Regarded as one of the most successful golfers and course designers in the sports’ history, Braid’s legacy lives on more than 100 years since he refined one of the most respected par threes in golfing folklore – Royal Troon’s 8th hole, The Postage Stamp.
After winning the Open Championship five times, a feat only four other players have accomplished, the son of a farm manager in Earlsferry, Fife, went on to either create or influence around 400 golf courses across Europe.
Today, with The Postage Stamp playing its part again in the 152nd Open, Marjorie MacKie, 97, remembers the golfer, course-architect and her grandfather.
“He was a very pleasant man and not a loud man at all with a sparkle in his eyes,” Marjorie remembers.
“He loved his golf and he was able to play it every day, so that was all he wanted and he did it all his life”.
With a playing style described as “divine fury”, Braid was a gentleman on and off the course.
After winning his first Open at Muirfield in 1901, he moved to England to be Walton-Heath’s first professional golfer in her maiden year as a club.
He would stay there for the rest of his life and often stay with his family whenever designing or reshaping a Scottish course.
“He’d be talking more about the family he’d come to see rather than golf when he came to our house,” Marjorie says.
Braid was the first player to win five Open titles.
He was the only European player, until Dubliner Padraig Harrington matched the achievement in 2008 at Royal Birkdale, to successfully defend the championship when he did so in 1906.
A fine accomplishment considering two other greats shared the golf course with him in the late 19th and early 20th Century – Harry Vardon and John Henry Taylor.
Between 1894 and 1914, the trio dominated the Open Championship, winning 16 of the 20 competitions before the outbreak of World War One,
This earned them the grand title of “The Great Triumvirate”.
The three men fought hard and fairly on the golf course, but in the clubhouse, it was a different matter.
“They were great friends,” Marjorie says.
“I think that all added to the enjoyableness of his life when he was playing these Open championships… That gave him a lot extra.
“If he hadn’t had that relationship with the two other golfers [Taylor and Vardon], he would still have been very valiant golfer himself, but he got more enjoyment I think [with them]”.
Marjorie has a smile on her face when she’s thinking of them together.
When asked if they had any inclination that Braid would be thought of as one of the most important influences on golf, Marjorie answers, laughing: “None whatsoever.”
In fact, it wasn’t until she was in her late eighties that Marjorie realised that he wasn’t just her grandfather – he is a golfing legend.
“I had that photograph hanging there,” Marjorie says as she points to a Vanity Fair portrait.
“An elderly gentleman came to see us – he’d been a great man… He did a lot in both World Wars and I thought a lot of him.
“He sat down and saw this picture, the Spy caricature of my grandfather, and he said ‘Who’s that man up there?’
“I said that’s my grandfather, James Braid.

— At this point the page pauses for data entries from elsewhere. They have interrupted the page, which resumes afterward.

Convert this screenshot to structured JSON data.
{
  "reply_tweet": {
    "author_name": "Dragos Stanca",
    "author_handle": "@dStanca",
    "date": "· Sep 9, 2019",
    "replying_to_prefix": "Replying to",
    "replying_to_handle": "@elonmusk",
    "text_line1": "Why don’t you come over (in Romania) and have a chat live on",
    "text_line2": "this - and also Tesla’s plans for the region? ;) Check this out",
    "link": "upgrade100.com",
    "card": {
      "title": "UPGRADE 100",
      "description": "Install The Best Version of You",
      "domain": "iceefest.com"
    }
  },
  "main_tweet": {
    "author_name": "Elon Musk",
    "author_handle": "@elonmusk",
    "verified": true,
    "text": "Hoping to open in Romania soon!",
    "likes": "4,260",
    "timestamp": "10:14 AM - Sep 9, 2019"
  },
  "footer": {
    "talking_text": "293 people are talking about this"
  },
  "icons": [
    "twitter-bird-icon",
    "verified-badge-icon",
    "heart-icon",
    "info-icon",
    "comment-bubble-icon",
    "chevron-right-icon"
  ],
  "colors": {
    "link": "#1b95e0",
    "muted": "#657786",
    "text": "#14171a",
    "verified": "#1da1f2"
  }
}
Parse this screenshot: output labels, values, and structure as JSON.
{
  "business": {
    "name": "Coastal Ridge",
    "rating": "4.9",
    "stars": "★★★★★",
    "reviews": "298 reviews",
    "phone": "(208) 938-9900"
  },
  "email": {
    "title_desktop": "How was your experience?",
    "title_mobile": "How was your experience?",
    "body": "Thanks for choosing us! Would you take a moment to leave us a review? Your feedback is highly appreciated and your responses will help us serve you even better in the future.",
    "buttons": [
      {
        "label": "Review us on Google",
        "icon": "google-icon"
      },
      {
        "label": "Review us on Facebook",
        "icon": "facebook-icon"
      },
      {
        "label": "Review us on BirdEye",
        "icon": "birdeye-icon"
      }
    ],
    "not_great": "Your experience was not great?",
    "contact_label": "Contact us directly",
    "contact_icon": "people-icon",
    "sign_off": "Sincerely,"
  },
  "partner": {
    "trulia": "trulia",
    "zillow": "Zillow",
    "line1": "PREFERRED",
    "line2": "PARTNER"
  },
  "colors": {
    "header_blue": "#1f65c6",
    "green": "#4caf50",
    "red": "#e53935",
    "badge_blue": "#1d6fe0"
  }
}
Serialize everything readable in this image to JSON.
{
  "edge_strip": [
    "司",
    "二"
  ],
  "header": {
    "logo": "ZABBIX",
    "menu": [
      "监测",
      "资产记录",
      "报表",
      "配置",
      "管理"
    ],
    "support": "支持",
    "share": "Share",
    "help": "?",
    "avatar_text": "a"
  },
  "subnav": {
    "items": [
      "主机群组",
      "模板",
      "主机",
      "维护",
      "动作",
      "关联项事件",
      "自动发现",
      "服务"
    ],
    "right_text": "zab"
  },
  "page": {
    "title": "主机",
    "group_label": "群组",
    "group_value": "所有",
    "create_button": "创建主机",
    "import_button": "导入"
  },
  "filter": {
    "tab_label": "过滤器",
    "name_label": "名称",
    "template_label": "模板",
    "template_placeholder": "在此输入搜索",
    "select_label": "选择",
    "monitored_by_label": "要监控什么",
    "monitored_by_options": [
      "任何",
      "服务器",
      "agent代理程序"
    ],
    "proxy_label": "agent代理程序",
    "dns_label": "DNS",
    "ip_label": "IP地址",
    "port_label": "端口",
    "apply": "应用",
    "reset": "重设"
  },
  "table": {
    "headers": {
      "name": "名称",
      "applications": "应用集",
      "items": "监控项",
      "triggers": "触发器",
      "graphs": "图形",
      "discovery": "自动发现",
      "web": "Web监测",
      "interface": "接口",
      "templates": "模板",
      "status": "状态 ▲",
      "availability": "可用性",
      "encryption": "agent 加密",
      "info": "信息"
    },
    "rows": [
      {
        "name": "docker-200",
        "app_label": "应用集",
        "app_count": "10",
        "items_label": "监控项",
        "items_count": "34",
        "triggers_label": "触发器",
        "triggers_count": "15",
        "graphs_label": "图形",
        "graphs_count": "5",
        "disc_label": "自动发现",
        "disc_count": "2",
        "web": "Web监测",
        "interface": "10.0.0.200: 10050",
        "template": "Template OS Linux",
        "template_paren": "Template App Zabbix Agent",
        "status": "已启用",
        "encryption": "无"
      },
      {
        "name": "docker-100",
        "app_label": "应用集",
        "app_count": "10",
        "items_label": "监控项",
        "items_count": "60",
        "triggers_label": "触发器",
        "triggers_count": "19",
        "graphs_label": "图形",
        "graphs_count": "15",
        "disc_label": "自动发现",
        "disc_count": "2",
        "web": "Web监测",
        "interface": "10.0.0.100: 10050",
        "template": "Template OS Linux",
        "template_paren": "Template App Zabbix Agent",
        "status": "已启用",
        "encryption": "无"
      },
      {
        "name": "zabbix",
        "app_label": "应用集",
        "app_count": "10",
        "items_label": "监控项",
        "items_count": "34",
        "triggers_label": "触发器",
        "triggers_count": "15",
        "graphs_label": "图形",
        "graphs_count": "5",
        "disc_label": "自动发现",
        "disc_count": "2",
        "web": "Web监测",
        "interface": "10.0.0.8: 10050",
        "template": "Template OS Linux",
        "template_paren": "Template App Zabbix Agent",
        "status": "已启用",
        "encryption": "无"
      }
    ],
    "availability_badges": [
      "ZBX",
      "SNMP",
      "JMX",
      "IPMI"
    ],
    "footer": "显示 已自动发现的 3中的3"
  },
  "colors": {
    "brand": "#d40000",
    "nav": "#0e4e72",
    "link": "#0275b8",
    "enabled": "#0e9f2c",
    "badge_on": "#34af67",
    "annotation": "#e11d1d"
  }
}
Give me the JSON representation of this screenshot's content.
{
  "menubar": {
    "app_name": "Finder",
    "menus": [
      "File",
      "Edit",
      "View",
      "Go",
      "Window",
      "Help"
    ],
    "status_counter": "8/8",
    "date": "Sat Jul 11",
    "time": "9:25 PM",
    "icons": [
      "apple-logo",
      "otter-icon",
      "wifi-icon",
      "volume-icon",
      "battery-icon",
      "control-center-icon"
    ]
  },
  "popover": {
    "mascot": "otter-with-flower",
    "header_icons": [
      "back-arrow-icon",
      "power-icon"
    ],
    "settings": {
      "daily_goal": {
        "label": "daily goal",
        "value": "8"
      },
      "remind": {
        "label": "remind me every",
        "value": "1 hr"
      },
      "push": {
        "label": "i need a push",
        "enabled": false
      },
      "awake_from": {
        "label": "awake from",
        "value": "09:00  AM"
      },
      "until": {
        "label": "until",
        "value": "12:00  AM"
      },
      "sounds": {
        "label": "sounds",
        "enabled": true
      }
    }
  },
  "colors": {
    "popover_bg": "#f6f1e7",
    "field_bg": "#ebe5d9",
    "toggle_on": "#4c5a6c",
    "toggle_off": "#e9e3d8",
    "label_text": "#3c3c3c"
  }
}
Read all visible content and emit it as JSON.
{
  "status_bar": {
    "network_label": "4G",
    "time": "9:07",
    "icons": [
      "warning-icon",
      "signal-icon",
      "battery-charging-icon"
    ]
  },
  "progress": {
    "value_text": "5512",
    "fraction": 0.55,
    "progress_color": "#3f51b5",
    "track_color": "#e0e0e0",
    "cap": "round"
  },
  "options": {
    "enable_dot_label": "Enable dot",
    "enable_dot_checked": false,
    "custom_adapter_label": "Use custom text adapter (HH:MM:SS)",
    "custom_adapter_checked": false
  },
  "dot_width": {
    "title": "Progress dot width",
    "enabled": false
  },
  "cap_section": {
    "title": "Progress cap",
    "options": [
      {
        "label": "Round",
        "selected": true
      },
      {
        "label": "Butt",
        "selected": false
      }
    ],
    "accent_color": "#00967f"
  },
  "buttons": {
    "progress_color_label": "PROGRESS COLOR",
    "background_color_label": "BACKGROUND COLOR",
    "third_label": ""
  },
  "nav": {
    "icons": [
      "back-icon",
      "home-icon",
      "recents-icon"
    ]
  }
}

He said ‘Right, I’ll stand up to that!’ and he stood up straight, this little old man.
“I realised if he knew about him and thought that much of him, he was important because, of course, he was never boasted about by his son and daughter-in-law. They were just family,” Marjorie remembers proudly.
She adds: “We were just pleased to know when he won anything because he was grandpa, that was all.
“I’ve always enjoyed the fact that people thought a lot of my grandfather because I just thought he was a nice man.
“I just loved him as my grandfather.”